Senate Foreign Relations Committee Chairman Bob Corker and ranking Democrat Bob Menendez triggered the probe Wednesday evening under the Global Magnitsky Human Rights Accountability Act.
The law requires the president “to determine whether a foreign person is responsible for an extrajudicial killing, torture, or other gross violation of internationally recognized human rights,” the senators wrote in a letter to President Donald Trump.
The senators’ letter follows multiple reports that top Saudi officials, including Crown Prince Mohammed bin Salman, orchestrated the disappearance of regime critic Jamal Khashoggi, who was last seen entering the Saudi consulate in Istanbul on Oct. 2. Turkish authorities believe a team of Saudi agents killed and dismembered Khashoggi inside the consulate, a charge Riyadh denies. (RELATED: Missing Journalist Said To Have Been Killed On Orders From Saudi Rulers)
By triggering the Magnistsky probe, senators gave the Trump administration 120 days to investigate the circumstances of Khashoggi’s disappearance.

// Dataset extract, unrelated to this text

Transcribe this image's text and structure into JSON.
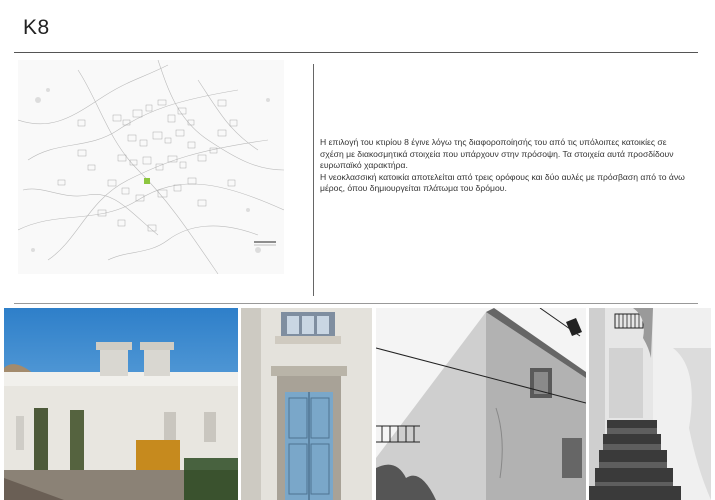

Any Saudi officials found to have played a role could be subject to sanctions.
“Our expectation is that in making your determination you will consider any relevant information, including with respect to the highest ranking officials in the Government of Saudi Arabia,” the senators wrote.
Signed by 22 lawmakers of both parties, the letter is part of a mounting backlash in Washington against the Saudi government’s actions abroad. Even before Khashoggi’s disappearance, some lawmakers were calling on Trump to cut off U.S. military support for the Saudi-led coalition over concerns about its killing of civilians in the Yemen war.
“The Saudis will keep killing civilians and journalists as long as we keep arming and assisting them,” GOP Sen. Rand Paul of Kentucky wrote Thursday on Twitter. “The President should immediately halt arms sales and military support to Saudi Arabia.”
The Khashoggi incident has put the Trump administration in a tough diplomatic position, torn between international outrage over alleged Saudi conduct and Washington’s close financial and military ties with the kingdom. Saudi Arabia has long been one of the world’s top buyers of U.S.-made arms, and the Trump administration’s Middle East agenda, which is heavily focused on confronting Iran, is heavily dependent on cooperation with Riyadh.
Trump said Wednesday that top U.S. officials are demanding their Saudi counterparts provide answers about Khashoggi’s alleged killing, which he called “a very serious situation for us and this White House.”